Compared to pre-pandemic emissions in 2019, GCP projects that 2021 will see 2% higher gas emissions and 1% higher coal emissions. Oil emissions will likely remain nearly 6% below 2019 levels, reflecting lingering changes to transportation use.

The total emissions for each year between 2018 and 2021, as well as the fuels that were responsible for the change in emissions, are shown in the figure below.

The GCP authors caution that there is a real risk of global coal use continuing to grow and exceeding its 2014 peak in the next few years given its current rapid growth. This is despite recent progress in restricting the financing of new coal plants, as most growth in coal capacity in the next few years is expected to be driven by domestic Indian and Chinese plants.

The figure below shows global CO2 emissions from different fuels over time. While coal emissions increased rapidly in the mid-2000s, it has plateaued since 2013. By contrast, gas and oil emissions have steadily grown prior to the pandemic.

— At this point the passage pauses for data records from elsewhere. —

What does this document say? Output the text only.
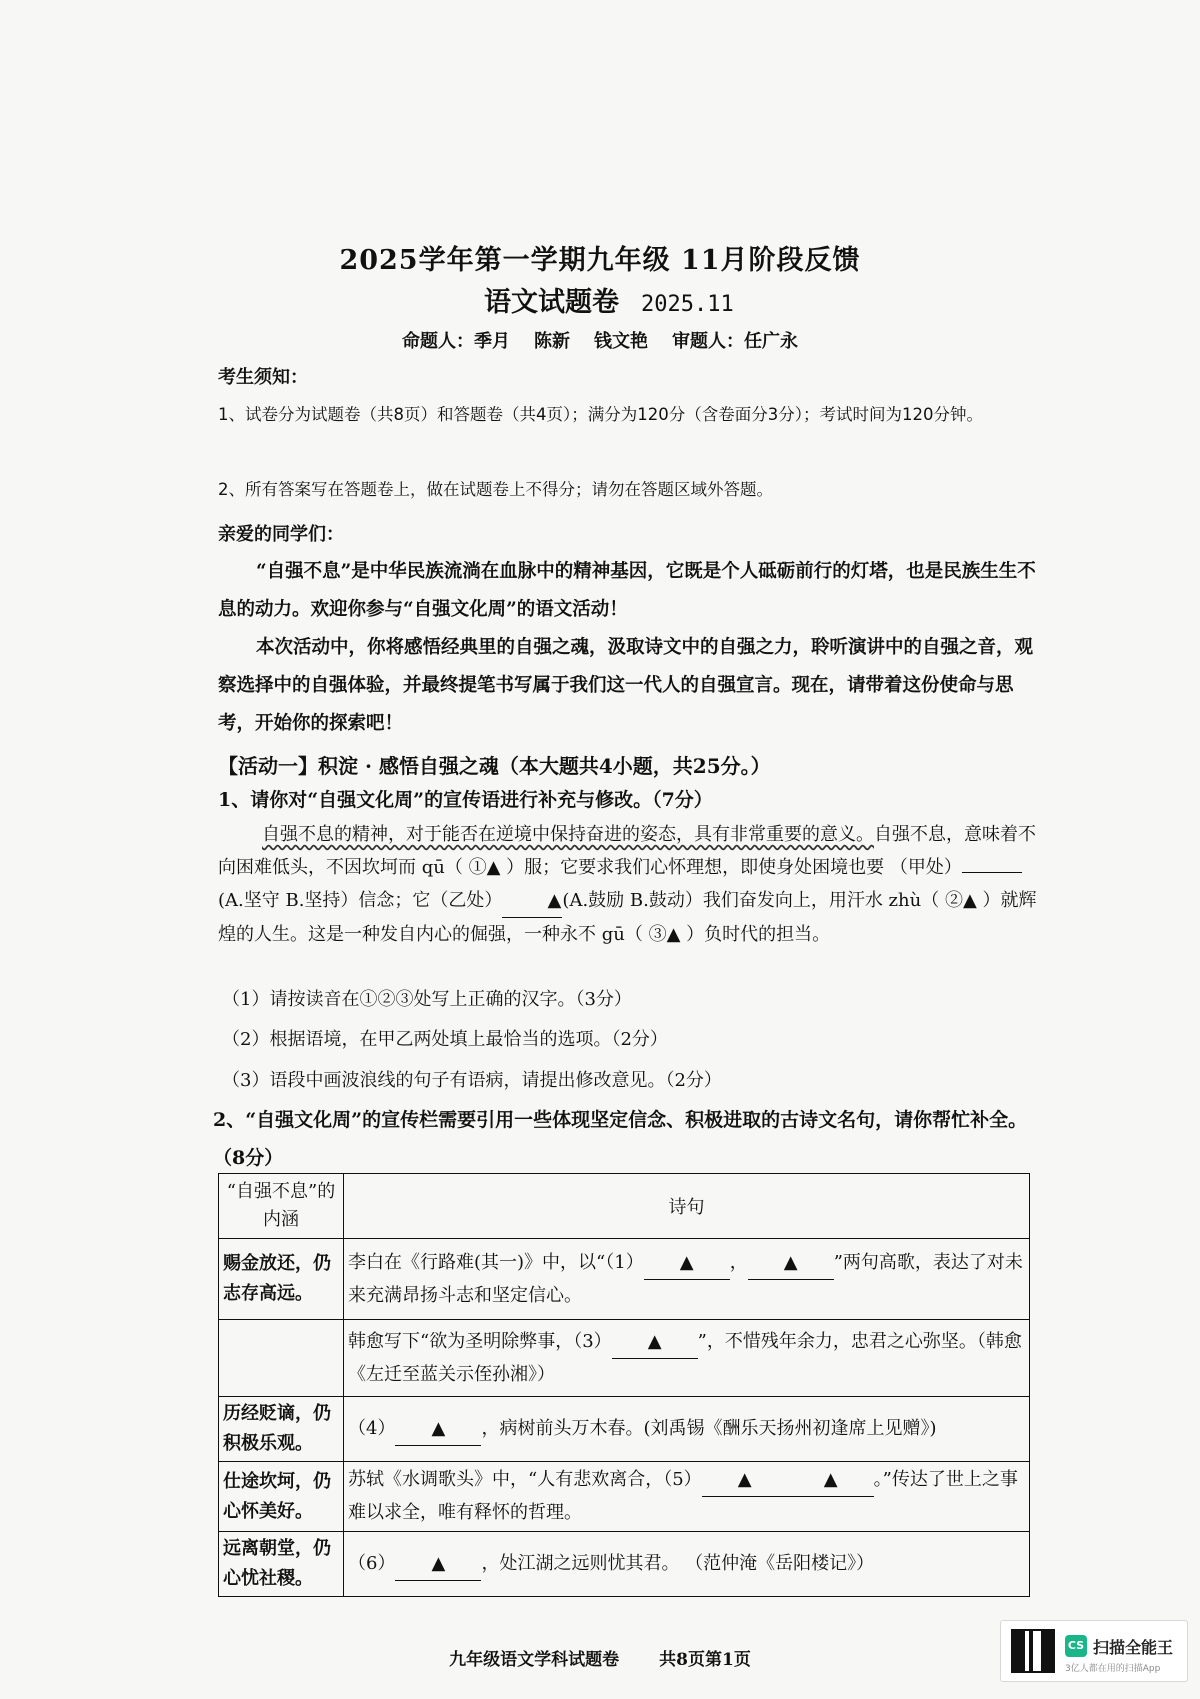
2025学年第一学期九年级 11月阶段反馈
语文试题卷 2025.11
命题人：季月 陈新 钱文艳 审题人：任广永
考生须知：
1、试卷分为试题卷（共8页）和答题卷（共4页）；满分为120分（含卷面分3分）；考试时间为120分钟。
2、所有答案写在答题卷上，做在试题卷上不得分；请勿在答题区域外答题。
亲爱的同学们：
“自强不息”是中华民族流淌在血脉中的精神基因，它既是个人砥砺前行的灯塔，也是民族生生不息的动力。欢迎你参与“自强文化周”的语文活动！
本次活动中，你将感悟经典里的自强之魂，汲取诗文中的自强之力，聆听演讲中的自强之音，观察选择中的自强体验，并最终提笔书写属于我们这一代人的自强宣言。现在，请带着这份使命与思考，开始你的探索吧！
【活动一】积淀 · 感悟自强之魂（本大题共4小题，共25分。）
1、请你对“自强文化周”的宣传语进行补充与修改。（7分）
自强不息的精神，对于能否在逆境中保持奋进的姿态，具有非常重要的意义。自强不息，意味着不向困难低头，不因坎坷而 qū（ ①▲ ）服；它要求我们心怀理想，即使身处困境也要 （甲处）(A.坚守 B.坚持）信念；它（乙处）	▲(A.鼓励 B.鼓动）我们奋发向上，用汗水 zhù（ ②▲ ）就辉煌的人生。这是一种发自内心的倔强，一种永不 gū（ ③▲ ）负时代的担当。
（1）请按读音在①②③处写上正确的汉字。（3分）
（2）根据语境，在甲乙两处填上最恰当的选项。（2分）
（3）语段中画波浪线的句子有语病，请提出修改意见。（2分）
2、“自强文化周”的宣传栏需要引用一些体现坚定信念、积极进取的古诗文名句，请你帮忙补全。（8分）
“自强不息”的内涵	诗句
赐金放还，仍志存高远。	李白在《行路难(其一)》中，以“（1） ▲ ， ▲ ”两句高歌，表达了对未来充满昂扬斗志和坚定信心。
	韩愈写下“欲为圣明除弊事，（3） ▲ ”，不惜残年余力，忠君之心弥坚。（韩愈《左迁至蓝关示侄孙湘》）
历经贬谪，仍积极乐观。	（4） ▲ ，病树前头万木春。(刘禹锡《酬乐天扬州初逢席上见赠》)
仕途坎坷，仍心怀美好。	苏轼《水调歌头》中，“人有悲欢离合，（5） ▲ ▲ 。”传达了世上之事难以求全，唯有释怀的哲理。
远离朝堂，仍心忧社稷。	（6） ▲ ，处江湖之远则忧其君。 （范仲淹《岳阳楼记》）
九年级语文学科试题卷 共8页第1页
CS 扫描全能王
3亿人都在用的扫描App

Emissions in 2021 remain slightly below their pre-pandemic 2019 peak in large part due to persistent declines in oil use following the pandemic. However, the GCP authors warn that “a further rise in emissions in 2022 cannot be ruled out if the road transport and aviation sectors return to their pre-pandemic activity and emissions levels and coal use is stable”.

Changes to CO2 sources and sinks

Every year, the GCP provides an estimate of the global carbon budget. This is based on estimates of the release of CO2 through human activity and its uptake by the oceans and land, with the remainder adding to atmospheric concentrations of the gas.

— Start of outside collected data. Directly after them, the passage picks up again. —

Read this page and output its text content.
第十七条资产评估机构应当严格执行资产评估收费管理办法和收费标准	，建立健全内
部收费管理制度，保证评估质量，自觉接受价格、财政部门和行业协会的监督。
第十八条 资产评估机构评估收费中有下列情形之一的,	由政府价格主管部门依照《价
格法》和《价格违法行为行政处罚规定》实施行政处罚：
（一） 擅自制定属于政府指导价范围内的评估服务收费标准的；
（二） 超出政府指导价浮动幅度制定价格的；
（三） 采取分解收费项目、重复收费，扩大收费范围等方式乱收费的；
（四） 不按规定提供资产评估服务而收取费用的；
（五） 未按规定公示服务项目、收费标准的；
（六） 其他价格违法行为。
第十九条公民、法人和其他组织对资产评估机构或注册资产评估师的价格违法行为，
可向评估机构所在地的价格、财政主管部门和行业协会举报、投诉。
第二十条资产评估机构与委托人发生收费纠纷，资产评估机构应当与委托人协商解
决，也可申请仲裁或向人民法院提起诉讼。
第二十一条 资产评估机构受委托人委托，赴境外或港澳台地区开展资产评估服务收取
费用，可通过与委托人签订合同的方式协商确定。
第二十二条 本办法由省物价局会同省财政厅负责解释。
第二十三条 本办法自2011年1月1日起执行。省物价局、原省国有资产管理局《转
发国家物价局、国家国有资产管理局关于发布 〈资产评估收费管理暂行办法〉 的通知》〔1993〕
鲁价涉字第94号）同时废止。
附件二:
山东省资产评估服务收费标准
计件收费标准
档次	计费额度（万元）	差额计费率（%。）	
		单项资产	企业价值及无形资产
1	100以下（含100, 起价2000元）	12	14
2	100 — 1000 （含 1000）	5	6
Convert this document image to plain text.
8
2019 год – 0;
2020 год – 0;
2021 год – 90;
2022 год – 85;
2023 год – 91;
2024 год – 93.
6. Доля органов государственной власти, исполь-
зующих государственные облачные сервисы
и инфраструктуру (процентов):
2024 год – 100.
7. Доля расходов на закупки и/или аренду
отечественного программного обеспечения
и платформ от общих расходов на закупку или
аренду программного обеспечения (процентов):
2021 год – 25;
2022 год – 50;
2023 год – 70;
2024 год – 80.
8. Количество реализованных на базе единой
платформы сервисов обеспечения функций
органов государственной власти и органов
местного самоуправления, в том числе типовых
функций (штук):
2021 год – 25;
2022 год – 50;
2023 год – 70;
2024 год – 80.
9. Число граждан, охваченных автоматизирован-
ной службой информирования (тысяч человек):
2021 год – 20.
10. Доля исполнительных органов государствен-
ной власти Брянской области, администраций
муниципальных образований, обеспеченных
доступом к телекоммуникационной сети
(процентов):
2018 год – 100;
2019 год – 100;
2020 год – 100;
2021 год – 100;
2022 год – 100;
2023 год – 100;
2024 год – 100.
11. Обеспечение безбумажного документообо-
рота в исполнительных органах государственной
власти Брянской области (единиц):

(This differs from the commonly used term “carbon budget”, referring to the amount of CO2 that can be released while keeping warming below global limits of 1.5 or 2C.)

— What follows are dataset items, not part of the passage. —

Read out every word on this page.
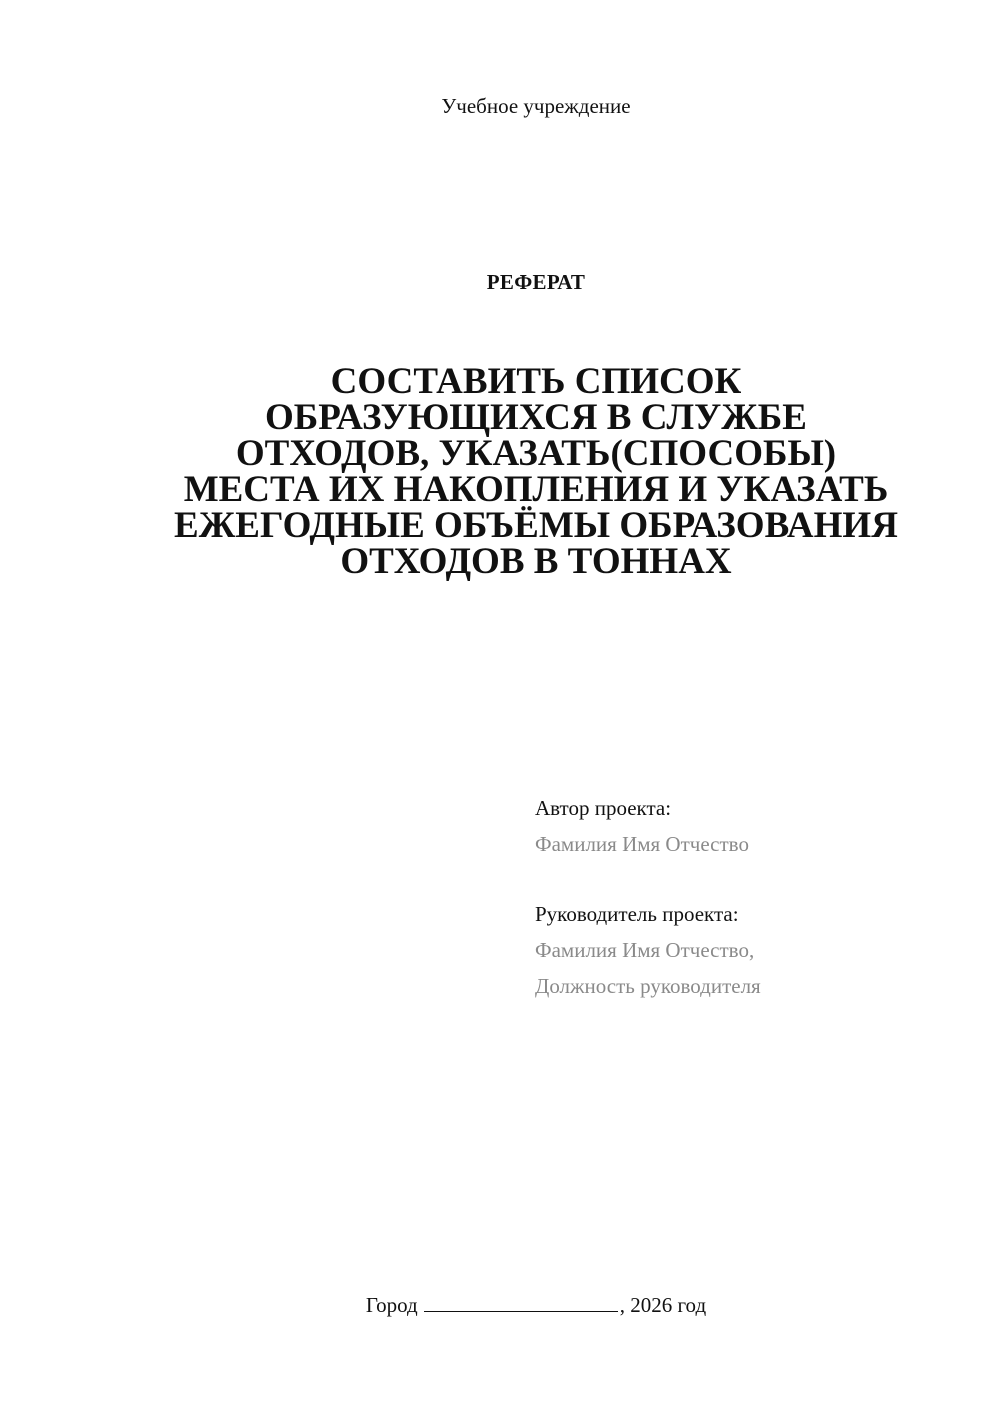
Учебное учреждение
РЕФЕРАТ
СОСТАВИТЬ СПИСОК
ОБРАЗУЮЩИХСЯ В СЛУЖБЕ
ОТХОДОВ, УКАЗАТЬ(СПОСОБЫ)
МЕСТА ИХ НАКОПЛЕНИЯ И УКАЗАТЬ
ЕЖЕГОДНЫЕ ОБЪЁМЫ ОБРАЗОВАНИЯ
ОТХОДОВ В ТОННАХ
Автор проекта:
Фамилия Имя Отчество
Руководитель проекта:
Фамилия Имя Отчество,
Должность руководителя
Город	, 2026 год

The most recent budget, including estimated values for 2021, is shown in the figure below. Values above zero represent sources of CO2 – from fossil fuels, cement and land use – while values below zero represent “carbon sinks” that remove CO2 from the atmosphere. CO2 emissions either accumulate in the atmosphere, or are absorbed by the oceans or land vegetation.

Atmospheric CO2 concentration increased 2.4 parts per million (ppm) in 2020 and is projected to increase by around 2ppm in 2021, resulting in atmospheric concentrations of 415ppm on average for the year. Around 47% of total CO2 emissions have remained in the atmosphere each year over the past decade, with the remainder being taken up by ocean and land sinks.

The GCP estimates that pandemic-related emissions reductions in 2020 resulted in an increase in atmospheric CO2 concentrations around 0.18ppm lower than what would have occurred in the absence of the pandemic. Lower atmospheric accumulation of CO2 in 2021 is being driven by La Niña conditions that help enhance the land carbon sink.